LaLiga Tech — Requirements definition for digital products
Focus: turning ambiguity into delivery-ready artefacts + cross-stakeholder alignment + platform integration
Partnered with LaLiga Tech (the Spanish Football League’s digital/technology organisation) to define product requirements for digital products—aligning stakeholders and dependencies into a clear set of journeys, priorities and delivery-ready specifications.
- Problem
- Multiple stakeholders needed alignment on what to build, why, and how success should be measured—without drifting into design-by-committee.
- Product definitions needed to translate into actionable delivery artefacts (epics, acceptance criteria, dependencies) that engineering teams could plan against.
- Constraints
- Multi-stakeholder environment with competing priorities and fast decision cycles.
- Integration and dependency constraints across platforms/systems (touchpoints, data flows, handoffs).
- High expectations on clarity, reliability and operational fit for digital products used at scale.
- Privacy/security considerations typical of large digital ecosystems (access, roles, traceability).
- Contribution
- Led structured requirement definition: journeys → capabilities → features → edge cases → acceptance criteria.
- Facilitated alignment workshops to converge on priorities, scope boundaries, constraints and decision ownership.
- Mapped dependencies and sequencing early to reduce delivery risk and unblock planning.
- Produced executive-ready synthesis: what we’re doing / why / what’s blocked / what’s next.
- Artefacts
- Journey maps + scope boundaries (what is in/out).
- Requirements pack: epics/features, acceptance criteria examples, and edge-case library.
- Dependency map: touchpoints, systems, sequencing and assumptions.
- Outcomes
- Delivered a consolidated, delivery-ready requirements baseline that improved alignment across stakeholders and teams.
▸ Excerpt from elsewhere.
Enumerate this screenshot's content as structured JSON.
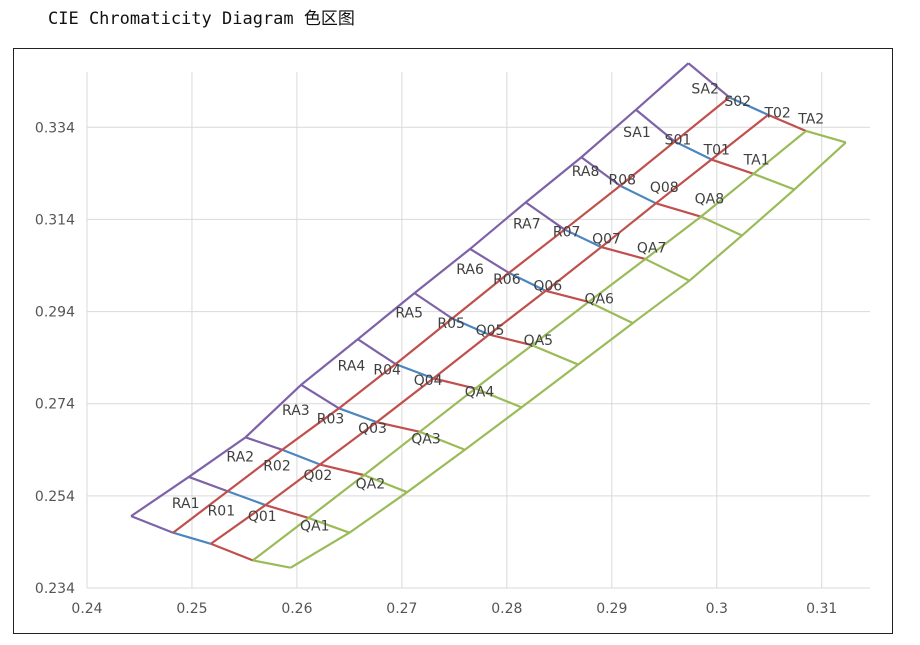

- Reduced ambiguity by converting discussions into explicit decision artefacts (principles, scope, priorities, ownership).
- Improved delivery confidence by clarifying dependencies and sequencing up front.
- Reflections
- Requirement clarity is a design output: strong artefacts prevent re-litigation and protect quality under delivery pressure.
- In complex digital ecosystems, mapping dependencies early is one of the fastest ways to unblock progress.